La Ley General de educación en Colombia define su objeto como “...un proceso de formación permanente, personal, cultural y social que se fundamenta en una concepción integral de la persona humana, de su dignidad, de sus derechos y de sus deberes” (Artículo 1. Ley 115 de 1.994), fundamento necesario para reconocer la integralidad de la formación humana desde todas las dimensiones, sin negar a los educandos las posibilidades de crecimiento y desarrollo hasta lograr la ciudadanía. Y ello solo es posible cuando la escuela es conectada directamente con la cultura, la política, la economía, y todos los factores que dinamizan las relaciones sociales.


De otra parte, pero en el mismo sentido, tendremos los colombianos que cambiar la frase “Pobre pero honrado”. No sería justo que la honradez siguiera siendo un atributo divino de los ricos.
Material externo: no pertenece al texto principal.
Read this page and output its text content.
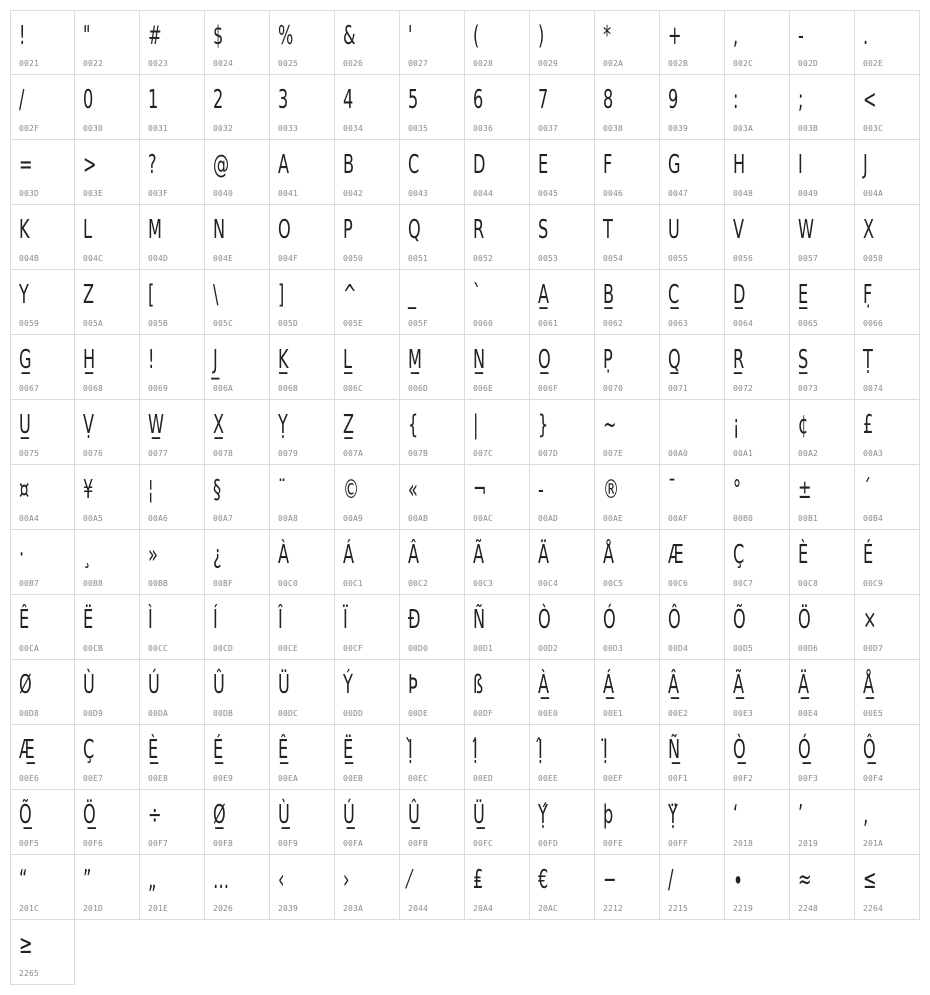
!
0021
"
0022
#
0023
$
0024
%
0025
&
0026
'
0027
(
0028
)
0029
*
002A
+
002B
,
002C
-
002D
.
002E
/
002F
0
0030
1
0031
2
0032
3
0033
4
0034
5
0035
6
0036
7
0037
8
0038
9
0039
:
003A
;
003B
<
003C
=
003D
>
003E
?
003F
@
0040
A
0041
B
0042
C
0043
D
0044
E
0045
F
0046
G
0047
H
0048
I
0049
J
004A
K
004B
L
004C
M
004D
N
004E
O
004F
P
0050
Q
0051
R
0052
S
0053
T
0054
U
0055
V
0056
W
0057
X
0058
Y
0059
Z
005A
[
005B
\
005C
]
005D
^
005E
_
005F
`
0060
A̲
0061
B̲
0062
C̲
0063
D̲
0064
E̲
0065
F̣
0066
G̲
0067
H̲
0068
!
0069
J̲
006A
K̲
006B
L̲
006C
M̲
006D
N̲
006E
O̲
006F
P̣
0070
Q̲
0071
R̲
0072
S̲
0073
Ṭ
0074
U̲
0075
Ṿ
0076
W̲
0077
X̲
0078
Ỵ
0079
Z̲
007A
{
007B
|
007C
}
007D
~
007E	00A0
¡
00A1
¢
00A2
£
00A3
¤
00A4
¥
00A5
¦
00A6
§
00A7
¨
00A8
©
00A9
«
00AB
¬
00AC
-
00AD
®
00AE
¯
00AF
°
00B0
±
00B1
´
00B4
·
00B7
¸
00B8
»
00BB
¿
00BF
À
00C0
Á
00C1
Â
00C2
Ã
00C3
Ä
00C4
Å
00C5
Æ
00C6
Ç
00C7
È
00C8
É
00C9
Ê
00CA
Ë
00CB
Ì
00CC
Í
00CD
Î
00CE
Ï
00CF
Ð
00D0
Ñ
00D1
Ò
00D2
Ó
00D3
Ô
00D4
Õ
00D5
Ö
00D6
×
00D7
Ø
00D8
Ù
00D9
Ú
00DA
Û
00DB
Ü
00DC
Ý
00DD
Þ
00DE
ß
00DF
À̲
00E0
Á̲
00E1
Â̲
00E2
Ã̲
00E3
Ä̲
00E4
Å̲
00E5
Æ̲
00E6
Ç
00E7
È̲
00E8
É̲
00E9
Ê̲
00EA
Ë̲
00EB
Ị̀
00EC
Ị́
00ED
Ị̂
00EE
Ị̈
00EF
Ñ̲
00F1
Ò̲
00F2
Ó̲
00F3
Ô̲
00F4
Õ̲
00F5
Ö̲
00F6
÷
00F7
Ø̲
00F8
Ù̲
00F9
Ú̲
00FA
Û̲
00FB
Ü̲
00FC
Ỵ́
00FD
þ
00FE
Ỵ̈
00FF
‘
2018
’
2019
‚
201A
“
201C
”
201D
„
201E
…
2026
‹
2039
›
203A
⁄
2044
₤
20A4
€
20AC
−
2212
∕
2215
∙
2219
≈
2248
≤
2264
≥
2265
Mientras los pobres apenas alcanzan a conformar pandillas y clanes barriales para arrebatar celulares, bolsos y gorras, los ricos organizan mafias y sociedades secretas internacionales que derrocan gobiernos, asesinan magnates, dirigentes sindicales y cívicos, venden los mares, patrocinan la expropiación de tierras y la explotación de las riquezas naturales. Presidentes, parlamentarios, magistrados, jueces y fiscales configuran una alianza infame que derrite cualquier asomo de honestidad que la escuela pregone.
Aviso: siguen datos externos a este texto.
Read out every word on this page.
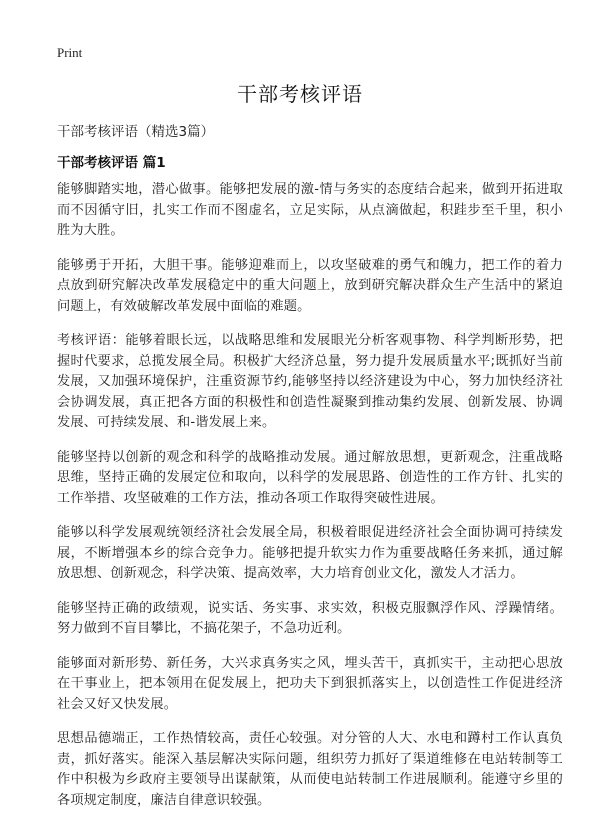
Print
干部考核评语
干部考核评语（精选3篇）
干部考核评语 篇1

能够脚踏实地，潜心做事。能够把发展的激-情与务实的态度结合起来，做到开拓进取而不因循守旧，扎实工作而不图虚名，立足实际，从点滴做起，积跬步至千里，积小胜为大胜。

能够勇于开拓，大胆干事。能够迎难而上，以攻坚破难的勇气和魄力，把工作的着力点放到研究解决改革发展稳定中的重大问题上，放到研究解决群众生产生活中的紧迫问题上，有效破解改革发展中面临的难题。

考核评语：能够着眼长远，以战略思维和发展眼光分析客观事物、科学判断形势，把握时代要求，总揽发展全局。积极扩大经济总量，努力提升发展质量水平;既抓好当前发展，又加强环境保护，注重资源节约,能够坚持以经济建设为中心，努力加快经济社会协调发展，真正把各方面的积极性和创造性凝聚到推动集约发展、创新发展、协调发展、可持续发展、和-谐发展上来。

能够坚持以创新的观念和科学的战略推动发展。通过解放思想，更新观念，注重战略思维，坚持正确的发展定位和取向，以科学的发展思路、创造性的工作方针、扎实的工作举措、攻坚破难的工作方法，推动各项工作取得突破性进展。

能够以科学发展观统领经济社会发展全局，积极着眼促进经济社会全面协调可持续发展，不断增强本乡的综合竞争力。能够把提升软实力作为重要战略任务来抓，通过解放思想、创新观念，科学决策、提高效率，大力培育创业文化，激发人才活力。

能够坚持正确的政绩观，说实话、务实事、求实效，积极克服飘浮作风、浮躁情绪。努力做到不盲目攀比，不搞花架子，不急功近利。

能够面对新形势、新任务，大兴求真务实之风，埋头苦干，真抓实干，主动把心思放在干事业上，把本领用在促发展上，把功夫下到狠抓落实上，以创造性工作促进经济社会又好又快发展。

思想品德端正，工作热情较高，责任心较强。对分管的人大、水电和蹲村工作认真负责，抓好落实。能深入基层解决实际问题，组织劳力抓好了渠道维修在电站转制等工作中积极为乡政府主要领导出谋献策，从而使电站转制工作进展顺利。能遵守乡里的各项规定制度，廉洁自律意识较强。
¿Qué puede hacer la escuela? En realidad, muy poco. Los valores ancestrales, incluso los mandamientos divinos sólo sirven para burlarse de nuestra tradición y herencia judeo-cristiana: no robarás, no matarás, no desearás la mujer del prójimo, se convirtieron en mandatos terrenales, en requisito humano de las élites sociales y políticas para preservar el poder y mantener el control sobre la vida de los otros. Además, la burguesía criolla impulsa desde hace tiempo una campaña de desprestigio de la educación pública, hasta el punto de proponer un proyecto de Ley contra el presunto “adoctrinamiento ideológico” que se presenta en las aulas. No obstante haber sido retirado, creó un manto de desconfianza e incertidumbre en algunos sectores sociales, en virtud de las supuestas aproximaciones de los maestros con los grupos de izquierda radical del país.


¿Qué debe hacer la escuela? Contarles la verdad a los hijos y padres beneficiarios de la educación pública oficial. Ofrecerles rutas diferentes a las utilizadas por un sector de la clase media, desesperado por el ascenso económico rápido, a costa de la dignidad propia y de la familia. La escuela no debe guardar silencio frente a la cultura de la corrupción; ello constituiría también admisión de los actos delictivos, soborno, cohecho, mermelada, dulce y demás. La indiferencia escolar envía el mensaje a la sociedad de que lo que ocurre a diario, donde hay que pagar para que los empleados cumplan sus obligaciones, es correcto. Tal vez, por eso, las personas saquean las arcas que les son encomendadas por Ley o Estatutos y sin asomo de pudor, se fingen víctimas. Pero es una forma de autoengaño, porque la sociedad riega la verdad cuando es irrefutable, en voz baja, hasta pisotear la falsa honra de los implicados. Son muchos los casos de ingrata recordación y los individuos que ya no ríen sino se burlan de este y todos los documentos que a diario pretenden sacudir la conciencia solidaria de la gente buena.